The Readings can be found at the USCCB’s website here.

Jesus Drives Out the Moneychangers from the Temple

It is hard to pray when worldly things are on our mind–is it not? The reving motors on the street, the contant staccato of television, even the hum of electricity all serve to distract me from prayer. It’s hard to pray when we have disagreements with co-workers or when we can’t figure out how we are going to make ends meet. And when the ways of the world envitably begin to sneek into and sometimes overcome our sacred space, our temples both literal buildings and the ones within our own selves, we need to shake things up again.

We need Jesus to us drive out…and into a more contemplative space.

The Moneychangers were not simple salesmen selling gifts and animals and such in the temple like we sell books and rosaries in our parish bookstore. No the moneychangers were people who took advantage of the poor. In order to be ritually clean, Jews had to literally exchange their money from the usual secular coins to a temple coin in order to buy an animal to feed their family or trade for other goods. The exchange was never a fair one with the moneychangers profitting off the poor. Some scholars say this is what evoked Jesus’ anger–but it goes beyond the moneychangers themselves into a system that allows this to happen in the first place. The temple chief priests certainly knew what was going on–and they let it happen. They were allowing the poor to remain poor and keeping them indebited unfairly to a temple system that kept them in the inertia of poverty.

We need Jesus to drive us out…into a world that keeps people at bay and allows us to remain as a prejudiced people in society.

But what else does this system prohibit? The moneychangers did all of this within a temple that was designed to include everyone in praying together. In keeping the community one–despite the obvious differences of race and class.
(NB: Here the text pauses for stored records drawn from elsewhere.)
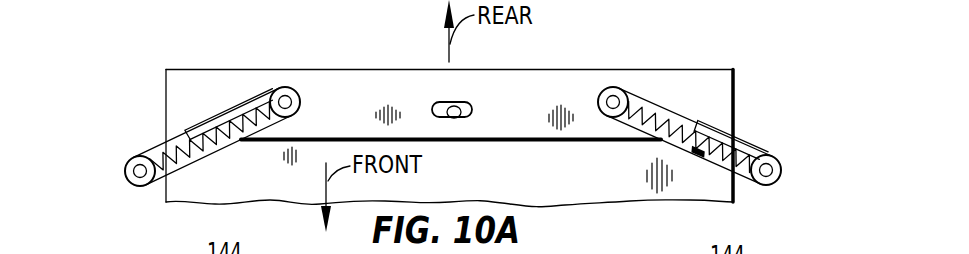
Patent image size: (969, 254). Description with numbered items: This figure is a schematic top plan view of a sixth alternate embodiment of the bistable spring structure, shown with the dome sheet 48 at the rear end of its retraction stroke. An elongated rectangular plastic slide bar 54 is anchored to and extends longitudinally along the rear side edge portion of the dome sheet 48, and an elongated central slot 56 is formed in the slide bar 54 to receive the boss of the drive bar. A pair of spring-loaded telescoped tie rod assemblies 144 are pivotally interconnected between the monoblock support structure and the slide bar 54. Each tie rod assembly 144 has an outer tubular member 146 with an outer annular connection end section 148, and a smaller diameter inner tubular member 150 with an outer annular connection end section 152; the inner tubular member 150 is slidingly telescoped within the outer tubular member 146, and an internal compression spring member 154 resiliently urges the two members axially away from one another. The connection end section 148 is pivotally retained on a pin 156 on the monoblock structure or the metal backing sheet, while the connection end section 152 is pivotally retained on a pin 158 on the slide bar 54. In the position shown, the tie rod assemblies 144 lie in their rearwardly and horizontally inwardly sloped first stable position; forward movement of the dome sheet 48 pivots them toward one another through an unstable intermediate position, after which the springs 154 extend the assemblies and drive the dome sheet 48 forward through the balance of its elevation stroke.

The dome sheet 48 is at (483, 188).
The slide bar 54 is at (538, 68).
The central slot 56 is at (459, 116).
The tie rod assembly 144 is at (456, 113).
The outer tubular member 146 is at (181, 129).
The outer annular connection end section 148 is at (128, 157).
The inner tubular member 150 is at (247, 103).
The outer annular connection end section 152 is at (300, 106).
The compression spring member 154 is at (190, 160).
The pin 156 is at (133, 173).
The pin 158 is at (300, 100).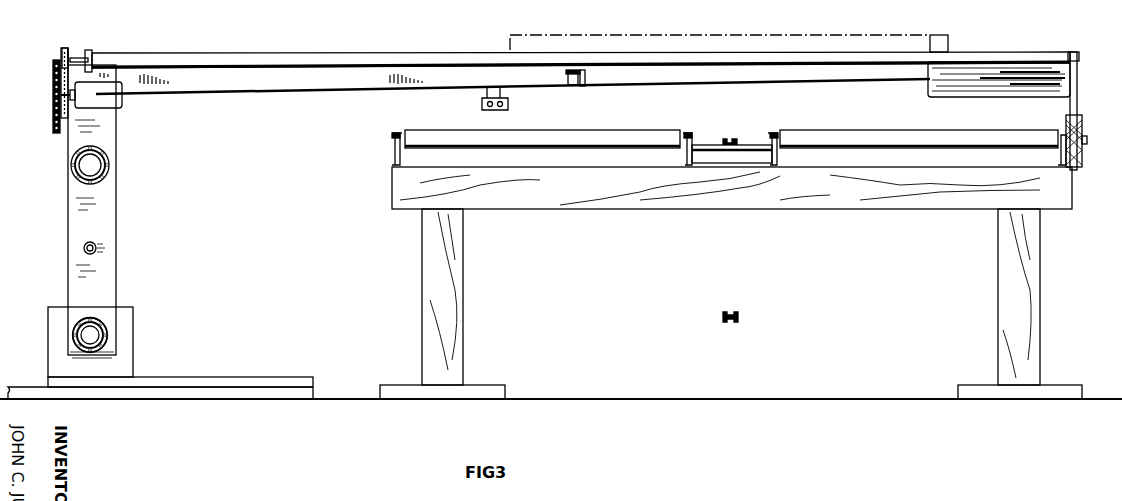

Who are the moneychangers today? We all are. I know I hold some reservations about working with the homeless. I don’t often pray for people I don’t like–much less, pray with them. I’m ready at times to step on people in order to be just a slight be superior to them as well.

I need Jesus…to drive me out of my comfort zone where I indeed am a moneychanger from time to time.

In Nicaragua there is indeed a temple that was built by my own hands with other people at an orphanage for disabled children. Whenever I go to that chapel I notice a few things:

1) It is far from beautiful. There’s no stained glass. The foor is usually dingy or has paint stains on it. There’s cheap and tacky Catholic knick-knacks all around the place.

2) It is almost always quiet–until the children come in and then it is excruciatingly noisy and rambunctious.

3) It is the one place I always go to in my mind when I need to feel God’s presence in my life.

In that sacred space I would sit with Elvira–a child who had spina bifida and really couldn’t do much of anything–and in those peaceful moments there was no need for money, racial segregation had no place there, our gifts and talents were often rendered useless and in the silence within the filthy walls and the torn drapes, we realize that God is very much present.

We didn’t need the best choir or good preaching and I didn’t long to put my ipod on or escape into a good book. I was enough for her and she was enough for me.

And our temple, dirty and all, was more than enough for Jesus to drive me into His loving presence in the simple silence.